The RBM5/H37 gene is located at the most 'sought-after' tumor suppressor locus in lung cancer, 3p21.3. This region of most frequent chromosomal deletion found at the earliest stage in lung cancer development houses 19 genes, many of which may act together as a 'tumor suppressor group', representing one of the most promising opportunities for development of new diagnostics/prognostics and therapeutics for lung cancer as well as for many other types of cancers. For the past decade, we have demonstrated tumor suppressor function of RBM5 in vitro and in vivo involving cell cycle arrest and apoptosis, as well as loss of RBM5 mRNA and protein expression in primary lung tumors. Here we report our latest data suggesting that RBM5 may regulate inhibition of metastasis in lung cancer. We performed cDNA microarray to identify global gene expression changes caused by RBM5 gene knockdown. In order to identify "consensus" pathways consistently deregulated by RBM5 loss irrespective of genetic background, the experiments were repeated in three different lung cancer cell lines of varying RBM5 expression levels, a normal lung epithelial cell line, and a normal breast epithelial cell line. Both Gene Set Enrichment Analysis (GSEA) and individual gene analysis identified consistent, statistically significant gene expression changes common to all five cell pairs examined. Genes involved in the functions of cell adhesion, migration and motility, known to be important in the metastatic process, were upregulated with RBM5-knockdown. These genes include Rac1, β-catenin, collagen, laminin and the overall gene set of the gene ontology group "proteinaceous extracellular matrix". Among these, we have focused on Rac1 and β-catenin which play essential roles in cell movement downstream of Wnt signaling. We have confirmed increased protein expression of β-catenin and increased protein activation of Rac1 with RBM5-knockdown. In addition, we found that RBM5 protein expression loss in primary lung tumors is correlated with increased lymph node metastasis in a small number of lung cancer patients. These data are corroborated by an independent report showing RBM5 as part of a 17-gene signature of metastasis in primary solid tumors. Taken together, the accumulated evidence suggests that RBM5 expression loss may increase the metastatic potential of tumors. Further study is warranted to evaluate the potential clinical utility of RBM5 in lung cancer diagnostics, prognostics and therapeutics.
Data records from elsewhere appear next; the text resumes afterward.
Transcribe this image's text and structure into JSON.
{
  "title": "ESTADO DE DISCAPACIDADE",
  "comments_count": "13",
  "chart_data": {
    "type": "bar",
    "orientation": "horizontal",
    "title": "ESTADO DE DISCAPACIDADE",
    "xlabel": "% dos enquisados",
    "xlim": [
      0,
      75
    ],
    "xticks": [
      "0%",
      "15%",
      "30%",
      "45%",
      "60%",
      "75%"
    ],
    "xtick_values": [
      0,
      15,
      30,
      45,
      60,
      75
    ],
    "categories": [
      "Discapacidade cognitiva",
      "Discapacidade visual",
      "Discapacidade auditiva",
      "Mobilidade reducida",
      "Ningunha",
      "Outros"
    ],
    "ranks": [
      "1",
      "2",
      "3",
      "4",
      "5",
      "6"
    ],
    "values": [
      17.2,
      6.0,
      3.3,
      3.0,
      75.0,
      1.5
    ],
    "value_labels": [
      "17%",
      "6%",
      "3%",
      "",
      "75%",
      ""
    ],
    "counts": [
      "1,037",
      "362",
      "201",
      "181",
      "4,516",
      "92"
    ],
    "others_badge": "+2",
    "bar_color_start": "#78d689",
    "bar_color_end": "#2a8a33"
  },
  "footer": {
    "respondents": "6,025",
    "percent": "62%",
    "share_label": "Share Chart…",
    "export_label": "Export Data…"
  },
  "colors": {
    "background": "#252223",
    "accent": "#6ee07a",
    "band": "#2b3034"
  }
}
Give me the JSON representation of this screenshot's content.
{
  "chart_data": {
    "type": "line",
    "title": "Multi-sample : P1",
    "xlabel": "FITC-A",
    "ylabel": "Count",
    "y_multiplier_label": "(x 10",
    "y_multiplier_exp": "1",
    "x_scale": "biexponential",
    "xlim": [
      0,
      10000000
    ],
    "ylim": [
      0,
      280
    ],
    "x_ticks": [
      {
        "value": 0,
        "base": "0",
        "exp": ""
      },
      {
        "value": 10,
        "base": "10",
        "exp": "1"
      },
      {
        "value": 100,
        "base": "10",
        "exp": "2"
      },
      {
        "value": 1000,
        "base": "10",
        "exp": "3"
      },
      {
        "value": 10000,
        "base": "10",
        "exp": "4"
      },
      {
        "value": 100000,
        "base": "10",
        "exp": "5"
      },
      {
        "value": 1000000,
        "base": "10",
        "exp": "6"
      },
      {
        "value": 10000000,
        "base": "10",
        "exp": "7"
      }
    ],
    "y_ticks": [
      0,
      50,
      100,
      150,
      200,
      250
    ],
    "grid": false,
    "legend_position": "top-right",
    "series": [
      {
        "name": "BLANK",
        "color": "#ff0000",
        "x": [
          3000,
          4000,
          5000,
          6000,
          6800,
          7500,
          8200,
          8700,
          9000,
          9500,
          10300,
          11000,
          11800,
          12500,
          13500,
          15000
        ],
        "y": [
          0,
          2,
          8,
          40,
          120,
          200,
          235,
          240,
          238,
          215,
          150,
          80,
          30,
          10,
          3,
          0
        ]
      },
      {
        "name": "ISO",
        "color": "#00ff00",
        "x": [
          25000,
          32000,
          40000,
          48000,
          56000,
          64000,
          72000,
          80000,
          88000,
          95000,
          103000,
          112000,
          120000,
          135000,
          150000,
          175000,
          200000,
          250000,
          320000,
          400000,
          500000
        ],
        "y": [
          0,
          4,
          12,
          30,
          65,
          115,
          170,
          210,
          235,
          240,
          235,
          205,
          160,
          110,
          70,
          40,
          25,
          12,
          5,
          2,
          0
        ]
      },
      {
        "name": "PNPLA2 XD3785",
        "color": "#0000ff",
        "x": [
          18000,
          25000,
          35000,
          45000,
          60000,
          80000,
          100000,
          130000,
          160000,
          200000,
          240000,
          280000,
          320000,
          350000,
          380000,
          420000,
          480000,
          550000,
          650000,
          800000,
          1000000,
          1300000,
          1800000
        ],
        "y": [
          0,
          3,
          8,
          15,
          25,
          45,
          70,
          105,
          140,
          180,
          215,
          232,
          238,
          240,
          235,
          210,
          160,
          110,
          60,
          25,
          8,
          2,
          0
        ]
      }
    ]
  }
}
Identification and characterisation of a novel antisense non-coding RNA from the RBM5 gene locus

Previous work from our lab identified a 326 base-pair (bp) cDNA, termed Je2, which mapped to the antisense strand of intron 6 of the putative tumour suppressor gene RBM5/LUCA-15/H37, and functioned as an apoptosis suppressor. The purpose of the work described herein was to determine if Je2 is part of a larger transcript, to clone that transcript and to examine its ability to modulate RBM5 expression. Northern blot analyses in conjunction with strand-specific reverse transcription and PCR revealed two novel transcripts, one antisense and one sense, that included Je2 as well as RBM5 intron 4 sequence. Using rapid amplification of cDNA ends (RACE), a novel 1.4 kb product including Je2 and intron 4 was cloned. In vitro transcription/translation did not result in the production of any protein product, from either strand. Genomic DNA analysis revealed the presence of a putative promoter region 5' to Je2, suggesting that the cloned 1.4 kb RACE product represents an antisense transcript that initiates within intron 6 and terminates within intron 4 of the RBM5 gene. This novel antisense, non-coding RNA was termed LUST, for LUCA-15-specific transcript. Ectopic overexpression of LUST coincided with elevated expression of the full-length RBM5+5+6 alternative RBM5 RNA splice variant, and reduced expression of the truncated, cytotoxic RBM5+5+6t/Clone 26 alternative RBM5 RNA splice variant. A model is proposed whereby LUST functions co-transcriptionally to mask a sense-strand regulatory sequence, common to both RBM5+5+6 and RBM5+5+6t/Clone 26 transcripts, that when unmasked results in premature termination of RBM5+5+6, thereby generating the cytotoxic truncated product, RBM5+5+6t/Clone 26. These results suggest that LUST is a novel, functional, non-coding RNA that plays a role in determining the apoptotic fate of a cell by regulating the expression of RBM5 splice variants.